The agreement, signed on April 10 last year, was "onerous and highly favors China," Colmenares previously said.
Speaking with ANC's Early Edition, he said that a loan from South Korea that funded a Cebu terminal port had only 0.14 percent interest, with a 40-year term. The Chinese agreement for the Chico River project had a 2 percent interest and a 20-year term.
The deal with South Korea made no mention of patrimonial assets and of arbitration in Seoul should it fall through, unlike the agreement with China, said Colmenares.
"What do they mean when they say this is the best we can get? I challenge government, I challenge the DOF. I can show the other agreements that have different terms that do not include these agreements to disprove the fact that this is standard," he said.

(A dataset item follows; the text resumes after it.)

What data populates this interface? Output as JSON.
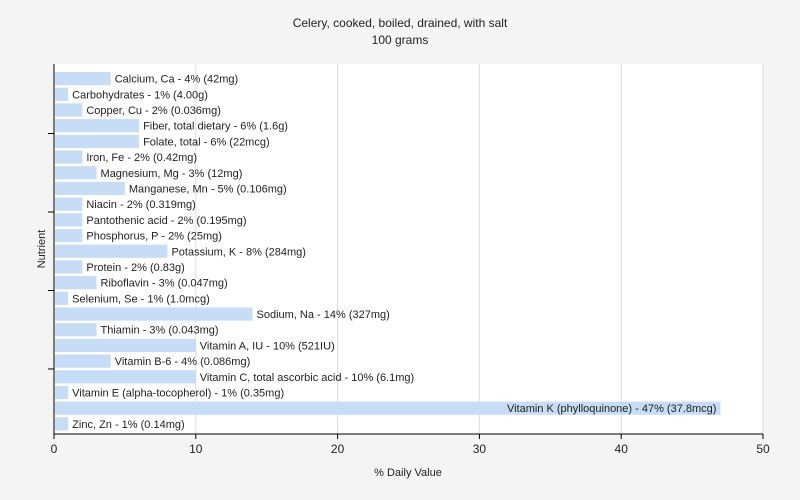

Government officials have said the loan agreement for the Chico River project is not a debt trap and was properly screened by the Investment Coordination Committee composed of key Cabinet members.
Supreme Court Senior Associate Justice Antonio Carpio, however, warned China could seize natural gas deposits in Reed Bank (Recto Bank) if the Philippines is unable to pay the US$62-million Chinese loan.
Under the agreement, the Philippines waived its "immunity on the grounds of sovereign or otherwise for itself or its property in connection with any arbitration proceeding…or with the enforcement of any arbitral award," he noted.
“In case of default by the Philippines in repayment of the loan, China can seize, to satisfy any arbitral award in favor of China, ‘patrimonial assets and assets dedicated to commercial use’ of the Philippine Government,” he said.
Presidential Spokesman Salvador Panelo said it was only "natural" that this portion was stated in the deal for China to make sure that they won't lose from the loan.
He added, Manila has never defaulted on any loan agreement so the possibility of Beijing taking its assets "will never happen."
But Colmenares said loans agreed from the time of President Ferdinand Marcos remains unpaid for, so Malacañang "has no basis" in its assurance that the Philippines can pay not just the Chico River loan, "but the hundreds of billions that they have loaned from China."
"How can Secretary Panelo assure that the Philippines will still pay this in 20 years? They won’t be around by then, there will be a new government by 2022? How can he even know that the Philippines will pay this 20 years later?" he said.